Das Ziel des IFM ist es, eines der führenden und wachsenden Finanzzentren der Welt zu werden. Das IFM wird die finanzielle Infrastruktur von Türkiye produktiver gestalten und ein sowohl global als auch regional nachhaltiges Finanzumfeld schaffen. In türkischen Finanzmärkten wird es eine Diversität sowie Tiefe an Produkten schaffen, wobei das Zentrum ferner die Integration in globale Märkte beschleunigen wird. Von der Attraktivität Istanbuls angezogene Finanzorganisationen werden ihre Aktivitäten nach Türkiye verlagern. Experten weisen darauf hin, dass das IFM mit den richtigen Voraussetzungen den Fluss von Kapital insbesondere aus der Golfregion, aber auch aus Europa und weiteren Ländern der Welt nach Türkiye begünstigen wird.

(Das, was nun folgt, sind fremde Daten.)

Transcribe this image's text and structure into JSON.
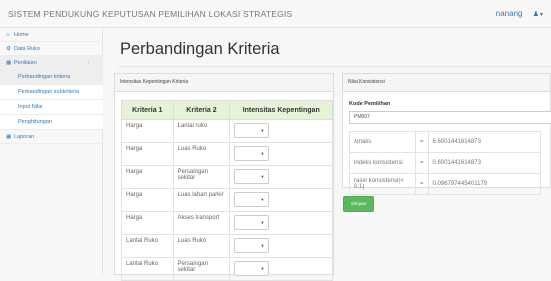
{
  "app": {
    "title": "SISTEM PENDUKUNG KEPUTUSAN PEMILIHAN LOKASI STRATEGIS",
    "user": "nanang"
  },
  "sidebar": {
    "items": [
      {
        "label": "Home",
        "icon": "home-icon"
      },
      {
        "label": "Data Ruko",
        "icon": "gear-icon"
      },
      {
        "label": "Penilaian",
        "icon": "grid-icon"
      },
      {
        "label": "Laporan",
        "icon": "grid-icon"
      }
    ],
    "subitems": [
      "Perbandingan kriteria",
      "Perbandingan subkriteria",
      "Input Nilai",
      "Penghitungan"
    ]
  },
  "page": {
    "title": "Perbandingan Kriteria"
  },
  "left_panel": {
    "heading": "Intensitas Kepentingan Kriteria",
    "columns": [
      "Kriteria 1",
      "Kriteria 2",
      "Intensitas Kepentingan"
    ],
    "rows": [
      {
        "k1": "Harga",
        "k2": "Lantai ruko"
      },
      {
        "k1": "Harga",
        "k2": "Luas Ruko"
      },
      {
        "k1": "Harga",
        "k2": "Persaingan sekitar"
      },
      {
        "k1": "Harga",
        "k2": "Luas lahan parkir"
      },
      {
        "k1": "Harga",
        "k2": "Akses transport"
      },
      {
        "k1": "Lantai Ruko",
        "k2": "Luas Ruko"
      },
      {
        "k1": "Lantai Ruko",
        "k2": "Persaingan sekitar"
      }
    ]
  },
  "right_panel": {
    "heading": "Nilai Konsistensi",
    "kode_label": "Kode Pemilihan",
    "kode_value": "PM007",
    "rows": [
      {
        "label": "λmaks",
        "eq": "=",
        "value": "6.6001441614873"
      },
      {
        "label": "indeks konsistensi",
        "eq": "=",
        "value": "0.6001441614873"
      },
      {
        "label": "rasio konsistensi(< 0.1)",
        "eq": "=",
        "value": "0.096797445401179"
      }
    ],
    "save_label": "Simpan"
  },
  "colors": {
    "accent": "#337ab7",
    "header_bg": "#e6f3d7",
    "save": "#5cb85c"
  }
}
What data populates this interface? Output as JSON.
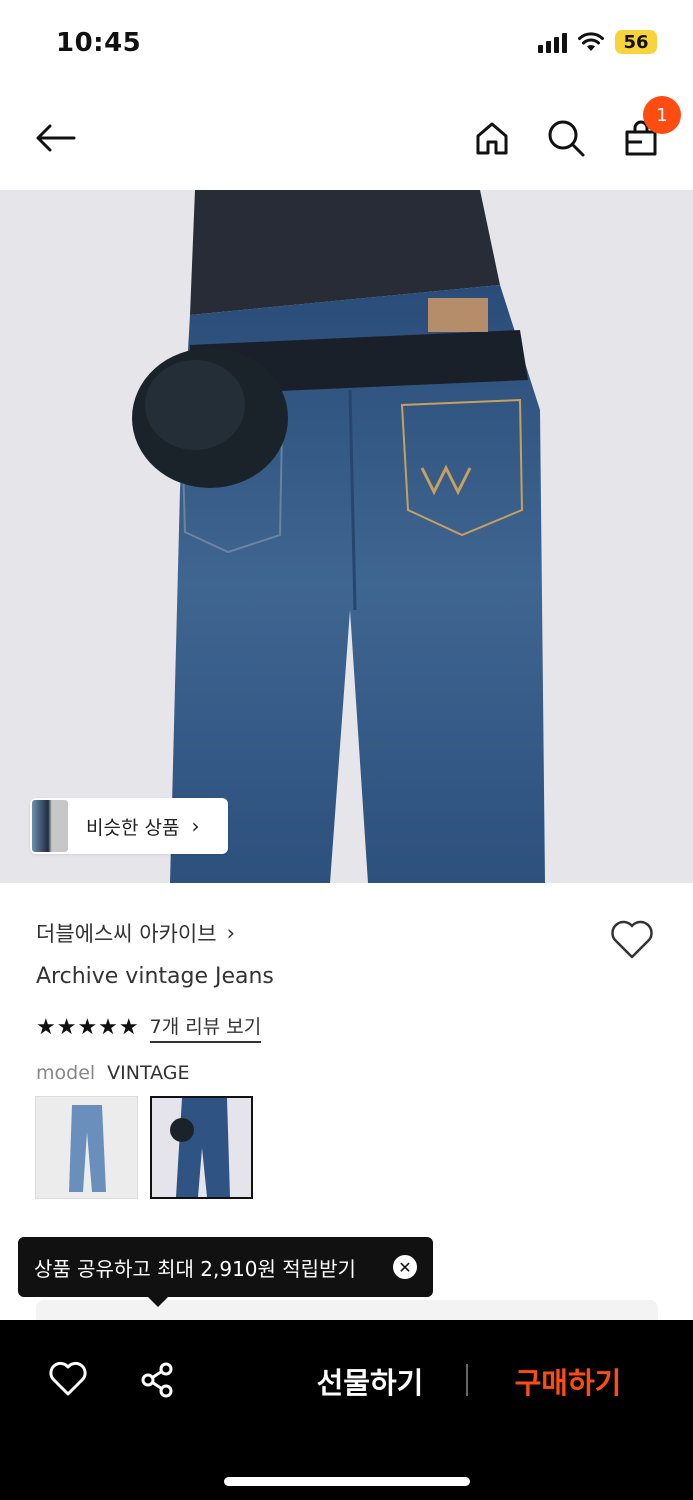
{
  "status_bar": {
    "time": "10:45",
    "battery": "56"
  },
  "nav": {
    "cart_count": "1"
  },
  "hero": {
    "similar_label": "비슷한 상품"
  },
  "product": {
    "brand": "더블에스씨 아카이브",
    "name": "Archive vintage Jeans",
    "stars": "★★★★★",
    "review_link": "7개 리뷰 보기",
    "option_label": "model",
    "option_value": "VINTAGE"
  },
  "tooltip": {
    "text": "상품 공유하고 최대 2,910원 적립받기"
  },
  "bottom_bar": {
    "gift_label": "선물하기",
    "buy_label": "구매하기"
  },
  "colors": {
    "accent": "#ff4d12",
    "battery": "#f7d43b"
  }
}
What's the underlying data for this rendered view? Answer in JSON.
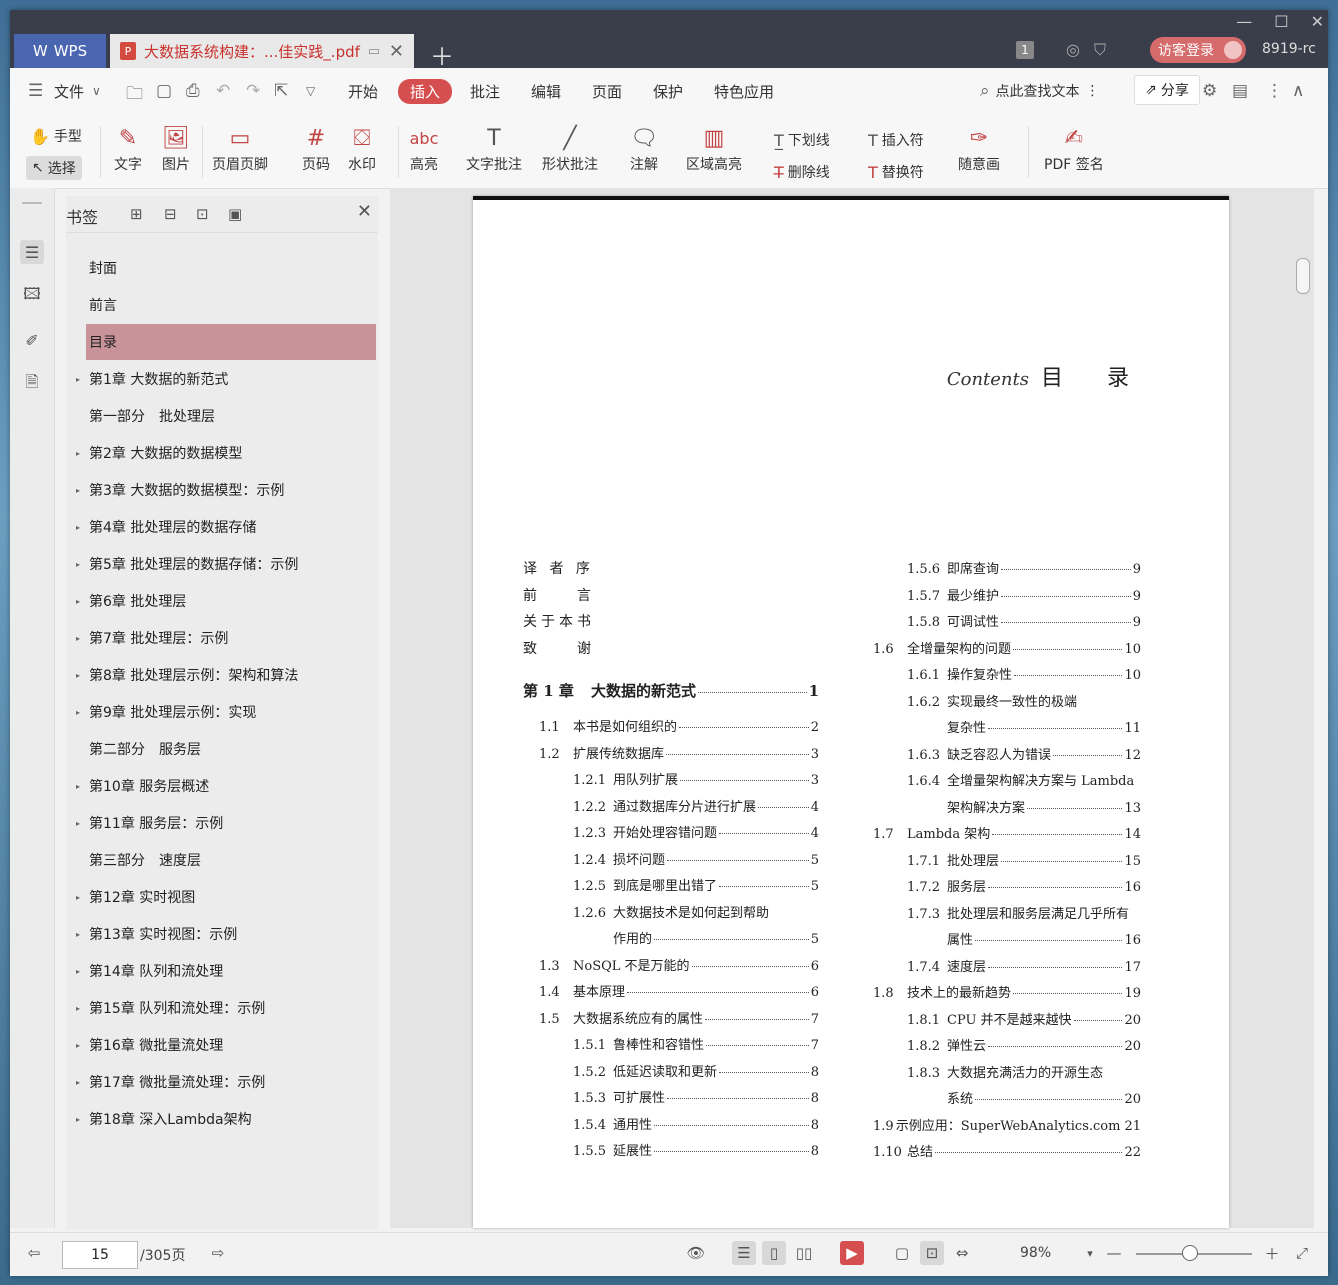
{
  "titlebar": {
    "app_tab": "WPS",
    "doc_tab": "大数据系统构建：...佳实践_.pdf",
    "tab_count": "1",
    "login": "访客登录",
    "account": "8919-rc"
  },
  "menu": {
    "file": "文件",
    "items": [
      "开始",
      "插入",
      "批注",
      "编辑",
      "页面",
      "保护",
      "特色应用"
    ],
    "active": "插入",
    "search": "点此查找文本",
    "share": "分享"
  },
  "ribbon": {
    "hand": "手型",
    "select": "选择",
    "text": "文字",
    "image": "图片",
    "header_footer": "页眉页脚",
    "page_num": "页码",
    "watermark": "水印",
    "highlight": "高亮",
    "text_comment": "文字批注",
    "shape_comment": "形状批注",
    "note": "注解",
    "area_highlight": "区域高亮",
    "underline": "下划线",
    "strikethrough": "删除线",
    "insert_char": "插入符",
    "replace_char": "替换符",
    "freehand": "随意画",
    "pdf_sign": "PDF 签名"
  },
  "bookmarks": {
    "title": "书签",
    "items": [
      {
        "label": "封面",
        "expand": false,
        "selected": false
      },
      {
        "label": "前言",
        "expand": false,
        "selected": false
      },
      {
        "label": "目录",
        "expand": false,
        "selected": true
      },
      {
        "label": "第1章 大数据的新范式",
        "expand": true,
        "selected": false
      },
      {
        "label": "第一部分　批处理层",
        "expand": false,
        "selected": false
      },
      {
        "label": "第2章 大数据的数据模型",
        "expand": true,
        "selected": false
      },
      {
        "label": "第3章 大数据的数据模型：示例",
        "expand": true,
        "selected": false
      },
      {
        "label": "第4章 批处理层的数据存储",
        "expand": true,
        "selected": false
      },
      {
        "label": "第5章 批处理层的数据存储：示例",
        "expand": true,
        "selected": false
      },
      {
        "label": "第6章 批处理层",
        "expand": true,
        "selected": false
      },
      {
        "label": "第7章 批处理层：示例",
        "expand": true,
        "selected": false
      },
      {
        "label": "第8章 批处理层示例：架构和算法",
        "expand": true,
        "selected": false
      },
      {
        "label": "第9章 批处理层示例：实现",
        "expand": true,
        "selected": false
      },
      {
        "label": "第二部分　服务层",
        "expand": false,
        "selected": false
      },
      {
        "label": "第10章 服务层概述",
        "expand": true,
        "selected": false
      },
      {
        "label": "第11章 服务层：示例",
        "expand": true,
        "selected": false
      },
      {
        "label": "第三部分　速度层",
        "expand": false,
        "selected": false
      },
      {
        "label": "第12章 实时视图",
        "expand": true,
        "selected": false
      },
      {
        "label": "第13章 实时视图：示例",
        "expand": true,
        "selected": false
      },
      {
        "label": "第14章 队列和流处理",
        "expand": true,
        "selected": false
      },
      {
        "label": "第15章 队列和流处理：示例",
        "expand": true,
        "selected": false
      },
      {
        "label": "第16章 微批量流处理",
        "expand": true,
        "selected": false
      },
      {
        "label": "第17章 微批量流处理：示例",
        "expand": true,
        "selected": false
      },
      {
        "label": "第18章 深入Lambda架构",
        "expand": true,
        "selected": false
      }
    ]
  },
  "page": {
    "contents_script": "Contents",
    "contents_title": "目　　录",
    "front_matter": [
      "译 者 序",
      "前　　言",
      "关于本书",
      "致　　谢"
    ],
    "left_col": [
      {
        "num": "第 1 章",
        "title": "大数据的新范式",
        "page": "1",
        "level": 0
      },
      {
        "num": "1.1",
        "title": "本书是如何组织的",
        "page": "2",
        "level": 1
      },
      {
        "num": "1.2",
        "title": "扩展传统数据库",
        "page": "3",
        "level": 1
      },
      {
        "num": "1.2.1",
        "title": "用队列扩展",
        "page": "3",
        "level": 2
      },
      {
        "num": "1.2.2",
        "title": "通过数据库分片进行扩展",
        "page": "4",
        "level": 2
      },
      {
        "num": "1.2.3",
        "title": "开始处理容错问题",
        "page": "4",
        "level": 2
      },
      {
        "num": "1.2.4",
        "title": "损坏问题",
        "page": "5",
        "level": 2
      },
      {
        "num": "1.2.5",
        "title": "到底是哪里出错了",
        "page": "5",
        "level": 2
      },
      {
        "num": "1.2.6",
        "title": "大数据技术是如何起到帮助",
        "page": "",
        "level": 2
      },
      {
        "num": "",
        "title": "作用的",
        "page": "5",
        "level": 3
      },
      {
        "num": "1.3",
        "title": "NoSQL 不是万能的",
        "page": "6",
        "level": 1
      },
      {
        "num": "1.4",
        "title": "基本原理",
        "page": "6",
        "level": 1
      },
      {
        "num": "1.5",
        "title": "大数据系统应有的属性",
        "page": "7",
        "level": 1
      },
      {
        "num": "1.5.1",
        "title": "鲁棒性和容错性",
        "page": "7",
        "level": 2
      },
      {
        "num": "1.5.2",
        "title": "低延迟读取和更新",
        "page": "8",
        "level": 2
      },
      {
        "num": "1.5.3",
        "title": "可扩展性",
        "page": "8",
        "level": 2
      },
      {
        "num": "1.5.4",
        "title": "通用性",
        "page": "8",
        "level": 2
      },
      {
        "num": "1.5.5",
        "title": "延展性",
        "page": "8",
        "level": 2
      }
    ],
    "right_col": [
      {
        "num": "1.5.6",
        "title": "即席查询",
        "page": "9",
        "level": 2
      },
      {
        "num": "1.5.7",
        "title": "最少维护",
        "page": "9",
        "level": 2
      },
      {
        "num": "1.5.8",
        "title": "可调试性",
        "page": "9",
        "level": 2
      },
      {
        "num": "1.6",
        "title": "全增量架构的问题",
        "page": "10",
        "level": 1
      },
      {
        "num": "1.6.1",
        "title": "操作复杂性",
        "page": "10",
        "level": 2
      },
      {
        "num": "1.6.2",
        "title": "实现最终一致性的极端",
        "page": "",
        "level": 2
      },
      {
        "num": "",
        "title": "复杂性",
        "page": "11",
        "level": 3
      },
      {
        "num": "1.6.3",
        "title": "缺乏容忍人为错误",
        "page": "12",
        "level": 2
      },
      {
        "num": "1.6.4",
        "title": "全增量架构解决方案与 Lambda",
        "page": "",
        "level": 2
      },
      {
        "num": "",
        "title": "架构解决方案",
        "page": "13",
        "level": 3
      },
      {
        "num": "1.7",
        "title": "Lambda 架构",
        "page": "14",
        "level": 1
      },
      {
        "num": "1.7.1",
        "title": "批处理层",
        "page": "15",
        "level": 2
      },
      {
        "num": "1.7.2",
        "title": "服务层",
        "page": "16",
        "level": 2
      },
      {
        "num": "1.7.3",
        "title": "批处理层和服务层满足几乎所有",
        "page": "",
        "level": 2
      },
      {
        "num": "",
        "title": "属性",
        "page": "16",
        "level": 3
      },
      {
        "num": "1.7.4",
        "title": "速度层",
        "page": "17",
        "level": 2
      },
      {
        "num": "1.8",
        "title": "技术上的最新趋势",
        "page": "19",
        "level": 1
      },
      {
        "num": "1.8.1",
        "title": "CPU 并不是越来越快",
        "page": "20",
        "level": 2
      },
      {
        "num": "1.8.2",
        "title": "弹性云",
        "page": "20",
        "level": 2
      },
      {
        "num": "1.8.3",
        "title": "大数据充满活力的开源生态",
        "page": "",
        "level": 2
      },
      {
        "num": "",
        "title": "系统",
        "page": "20",
        "level": 3
      },
      {
        "num": "1.9",
        "title": "示例应用：SuperWebAnalytics.com",
        "page": "21",
        "level": 1
      },
      {
        "num": "1.10",
        "title": "总结",
        "page": "22",
        "level": 1
      }
    ]
  },
  "status": {
    "current_page": "15",
    "total_pages": "/305页",
    "zoom": "98%"
  },
  "colors": {
    "accent": "#d64f50",
    "bookmark_selected": "#c9939a"
  }
}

Hinzu kommt, dass sich die türkische Wirtschaft in den letzten Jahren immer stärker auf Produktion konzentriert. Auch hier wird sich der Einsatz des Finanzzentrums in Istanbul als ein kritischer Faktor erweisen. Das Zentrum wird die wachstums- und produktionsorientierte wirtschaftliche Politik von Türkiye stützen. Faktoren wie etwa noch mehr finanzielle Bewegungen und Investitionsoptionen werden das wirtschaftliche Wachstum beschleunigen. Das IFM wird Istanbul zu einem festen Bestandteil des globalen Finanznetzes machen. Somit wird nicht nur die Welt von Istanbul profitieren: Im Umkehrschluss werden der globale Handel und das Wachstum der Weltwirtschaft für die türkische Metropole positive Effekte mit sich ziehen. Für Türkiye als Ganzes sind das erfreuliche Nachrichten: Denn immerhin generiert Istanbul mit 1,155 Trillionen Türkische Lira insgesamt 31,2 Prozent des Bruttoinlandsprodukts von Türkiye. Ein Wachstum der Istanbuler Wirtschaft bedeutet somit auch ein erhebliches Wachstum der gesamten türkischen Wirtschaft.

Europa wird vom Finanzzentrum in Istanbul ebenfalls profitieren

Studien zeigen, dass Finanzentwicklungen und Handel keineswegs unabhängig voneinander sind. Vielmehr stehen sie besonders aus einer langfristigen Perspektive direkt im Bezug miteinander. Vor dem Hintergrund dieser Gewissheit werden die positive Entwicklung der türkischen Wirtschaft und der Ausbau des Finanzsektors von Türkiye ohne Zweifel auch die Europäische Union berühren. Denn mit Blick auf Handel ist Türkiye mit Platz 6 einer der wichtigsten Partner der EU. Das Handelsvolumen lag 2022 bei rund 198,1 Milliarden Euro, was 3,6 Prozent des Gesamthandels der EU entspricht.

Insgesamt erfolgten 3,3 Prozent des gesamten Exports und Imports von Waren mit Türkiye. Die Handelsbereiche sind dabei vielfältig: Sie reichen von Textilien und Transportausrüstung über Metalle bis hin zu Maschinen beziehungsweise Anlagen. Dienstleistungen sind ebenfalls Teil des Angebots zwischen Türkiye und der EU. Im Jahr 2021 lag der Wert des Handels mit Dienstleistungen bei 24,2 Milliarden Euro.

Das Istanbuler Finanzzentrum wird dem Finanzsektor von Türkiye eine neue Dynamik verleihen, was sich schließlich auch in jeglichen Handelsbeziehungen widerspiegeln wird. Bürokratische Erleichterungen wie etwa die Befreiung von bestimmten Steuern oder zumindest die Ermäßigung bei bestimmten Steuern wird noch mehr Unternehmern den Weg für den Ausbau ihrer Geschäfte freimachen. Für die EU werden die blühenden Geschäfte wiederum noch mehr Möglichkeiten für den gegenseitigen Handel bedeuten. So wird auch die EU die Früchte des Istanbuler Finanzzentrums miternten.